In contrast, The Idle Hoes made a strangely subdued entrance, and immediately announced in a resigned fashion that they were minus a drummer for the evening, without going into too much detail as to why. This, they explained, would be a one-off low-key acoustic show, and despite being equipped with bass, guitar, mandolin and backing vocals, the late change clearly had an adverse effect on the band’s confidence.

Even taking into account the last minute reshuffle, this is a band that has taken a decidedly new direction in the last year or so. Gone is the raucous, inimitably Australian folk angst of older recordings, and in its place is a more direct take on the traditional American form of the country genre, albeit with an Australian accent on particular songs. With such sensibilities, you might have assumed that an acoustic setting would bring out the best in the ‘Hoes, but as the show plodded on it was evident that there was something missing here. The backing vocals and mandolin accompaniment were too low to be heard properly, and the set seemed for the most part to be little more than an exercise in damage limitation.
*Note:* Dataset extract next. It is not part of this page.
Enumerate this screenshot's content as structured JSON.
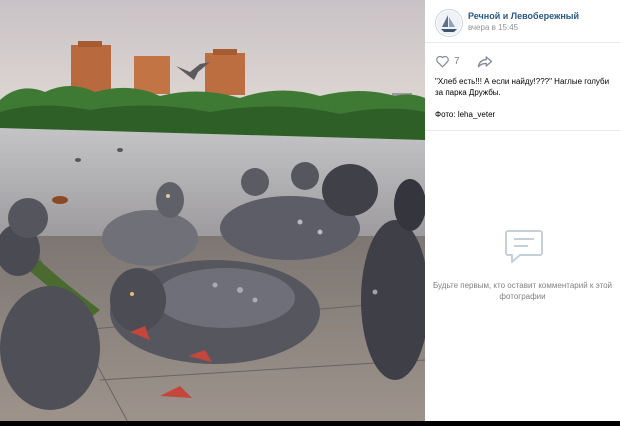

That said, there were genuine moments of distinction. The mellow Americana of ‘Hollow Moon’ was a clear stand-out, while the folky, uncomplicated ‘Silver Fox’ was delivered with memorable warmth and affection. Covers of John Prine and Bob Dylan were handled well but without much in the way of new ideas, while the choice of Willie Nelson’s ‘Mommas, don’t let your babies grow up to be cowboys’ was just a little too Nashville for this Melbourne audience.

It is hard not to feel for The Idle Hoes, the last minute change to their line-up seemingly as much of a surprise to the band as to everyone else in attendance. It is to their credit that they decided to persevere rather than cancelling last-minute, and one suspects the audience here may have heard just enough to give them another chance.